The black girl had come and stood beside the young man. The two whites had not come closer than the steps.
"My name is Quincy," the young man said, "and this is my wife, Helen."
Grange shook the young woman's hand, then looked over her head at Ruth. Ruth's arms had dropped to her sides and the corners of her mouth sagged. Not only was Helen the young man's wife, but she was pregnant. Ruth saw her grandfather's look and shrugged her shoulders. She pushed a chair behind Helen and mumbled for her to sit down. Quincy had settled himself on the banister.
"Who them?" asked Grange, pointing with his chin. "Is they white, or do they just look white?" His whisper could be heard for yards.

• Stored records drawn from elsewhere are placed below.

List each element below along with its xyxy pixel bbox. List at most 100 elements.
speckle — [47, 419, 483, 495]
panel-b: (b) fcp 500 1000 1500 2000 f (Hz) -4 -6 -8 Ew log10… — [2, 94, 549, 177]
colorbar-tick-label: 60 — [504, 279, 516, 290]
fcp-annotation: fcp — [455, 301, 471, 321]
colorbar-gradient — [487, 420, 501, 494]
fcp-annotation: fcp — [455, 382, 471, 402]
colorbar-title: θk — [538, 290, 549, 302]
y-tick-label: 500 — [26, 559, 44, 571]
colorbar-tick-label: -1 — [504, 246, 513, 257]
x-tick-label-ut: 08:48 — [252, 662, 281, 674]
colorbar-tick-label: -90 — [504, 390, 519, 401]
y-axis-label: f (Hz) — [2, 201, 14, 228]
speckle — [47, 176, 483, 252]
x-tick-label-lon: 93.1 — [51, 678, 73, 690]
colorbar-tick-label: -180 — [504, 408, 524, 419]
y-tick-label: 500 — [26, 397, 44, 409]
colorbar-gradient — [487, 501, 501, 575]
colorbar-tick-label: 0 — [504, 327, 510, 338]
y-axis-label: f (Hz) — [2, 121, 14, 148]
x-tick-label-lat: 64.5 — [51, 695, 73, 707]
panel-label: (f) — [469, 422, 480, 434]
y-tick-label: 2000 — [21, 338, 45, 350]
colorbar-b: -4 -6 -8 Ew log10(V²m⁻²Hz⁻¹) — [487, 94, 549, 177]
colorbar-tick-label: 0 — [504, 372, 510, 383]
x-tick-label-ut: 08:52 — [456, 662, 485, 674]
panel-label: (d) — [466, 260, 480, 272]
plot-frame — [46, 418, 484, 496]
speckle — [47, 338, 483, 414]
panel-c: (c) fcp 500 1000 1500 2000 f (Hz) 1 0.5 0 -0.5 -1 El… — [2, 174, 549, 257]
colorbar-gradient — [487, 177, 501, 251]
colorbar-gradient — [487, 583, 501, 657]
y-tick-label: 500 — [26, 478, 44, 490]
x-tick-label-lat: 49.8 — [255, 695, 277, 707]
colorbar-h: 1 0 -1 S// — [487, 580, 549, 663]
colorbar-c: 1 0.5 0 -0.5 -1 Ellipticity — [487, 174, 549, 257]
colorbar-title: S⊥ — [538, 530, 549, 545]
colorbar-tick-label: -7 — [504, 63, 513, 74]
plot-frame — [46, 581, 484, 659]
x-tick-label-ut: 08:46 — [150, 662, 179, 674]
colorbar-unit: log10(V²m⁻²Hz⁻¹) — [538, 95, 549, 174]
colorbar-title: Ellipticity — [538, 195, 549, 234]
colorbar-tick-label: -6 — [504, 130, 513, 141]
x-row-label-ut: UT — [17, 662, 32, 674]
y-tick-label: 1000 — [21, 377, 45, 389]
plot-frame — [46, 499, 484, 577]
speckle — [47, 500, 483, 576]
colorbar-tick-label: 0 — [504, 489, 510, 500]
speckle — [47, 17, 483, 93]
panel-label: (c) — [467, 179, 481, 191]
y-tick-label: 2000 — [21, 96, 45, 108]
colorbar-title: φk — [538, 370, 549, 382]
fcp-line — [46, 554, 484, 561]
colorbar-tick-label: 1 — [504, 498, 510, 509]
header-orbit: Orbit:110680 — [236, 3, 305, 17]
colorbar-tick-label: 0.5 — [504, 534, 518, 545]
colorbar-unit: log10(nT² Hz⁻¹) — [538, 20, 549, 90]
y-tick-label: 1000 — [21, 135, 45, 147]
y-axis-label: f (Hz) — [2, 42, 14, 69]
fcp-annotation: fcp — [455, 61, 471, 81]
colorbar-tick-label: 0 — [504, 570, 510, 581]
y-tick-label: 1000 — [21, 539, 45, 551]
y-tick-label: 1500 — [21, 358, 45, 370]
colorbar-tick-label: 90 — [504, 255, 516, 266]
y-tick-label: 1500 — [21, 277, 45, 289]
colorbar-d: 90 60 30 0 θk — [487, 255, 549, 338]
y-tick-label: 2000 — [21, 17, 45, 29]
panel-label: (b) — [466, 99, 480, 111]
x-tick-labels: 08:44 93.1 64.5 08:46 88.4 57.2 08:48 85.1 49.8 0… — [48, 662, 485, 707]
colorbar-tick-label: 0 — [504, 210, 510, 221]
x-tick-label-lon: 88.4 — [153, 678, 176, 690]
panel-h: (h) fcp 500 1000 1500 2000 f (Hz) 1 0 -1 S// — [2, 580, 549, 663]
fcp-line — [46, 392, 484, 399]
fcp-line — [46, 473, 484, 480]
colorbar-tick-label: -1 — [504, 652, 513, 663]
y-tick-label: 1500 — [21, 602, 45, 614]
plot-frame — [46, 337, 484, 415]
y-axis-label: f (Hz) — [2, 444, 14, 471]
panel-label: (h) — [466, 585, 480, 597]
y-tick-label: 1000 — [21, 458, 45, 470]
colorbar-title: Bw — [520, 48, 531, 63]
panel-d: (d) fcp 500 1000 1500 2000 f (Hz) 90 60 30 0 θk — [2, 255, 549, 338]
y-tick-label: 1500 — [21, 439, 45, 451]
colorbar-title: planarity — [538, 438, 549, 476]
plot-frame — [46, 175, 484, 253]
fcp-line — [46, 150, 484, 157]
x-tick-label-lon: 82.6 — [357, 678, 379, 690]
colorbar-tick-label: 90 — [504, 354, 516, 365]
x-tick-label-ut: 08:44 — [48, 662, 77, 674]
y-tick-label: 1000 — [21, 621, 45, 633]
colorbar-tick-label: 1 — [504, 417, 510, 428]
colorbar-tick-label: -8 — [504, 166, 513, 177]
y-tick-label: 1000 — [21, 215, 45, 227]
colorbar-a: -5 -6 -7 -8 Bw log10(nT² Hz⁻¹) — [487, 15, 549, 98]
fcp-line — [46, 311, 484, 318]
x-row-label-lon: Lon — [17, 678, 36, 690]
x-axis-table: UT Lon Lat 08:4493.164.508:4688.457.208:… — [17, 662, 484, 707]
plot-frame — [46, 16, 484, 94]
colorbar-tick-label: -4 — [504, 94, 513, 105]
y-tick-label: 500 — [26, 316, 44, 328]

"This is Bill and this is Carol," said Helen. "They're working with us." Bill and Carol nodded, but made no move to climb the steps. Bill was dark and muscular with brown eyes. Carol was small with freckles like a second skin.
"They've heard, as have we all, about how you feel about white folks. We had planned to leave them outside the gate near the highway, but we were being followed," said Helen. She sat solidly in the chair, her hands on top of her rounded stomach. She laughed suddenly, looking down at Bill. "He's already been shot at once."
Grange looked down at the young man who looked back at him with nothing in particular in his eyes. Bill took Carol's arm and they walked slowly back to the car. Grange wanted to invite them up to the porch but the urge lasted only a moment. He could not bring himself to admit a white woman under his roof. He said nothing, however, to Ruth, who traipsed out to them with cool water, and he watched her chatting with them for a minute or two.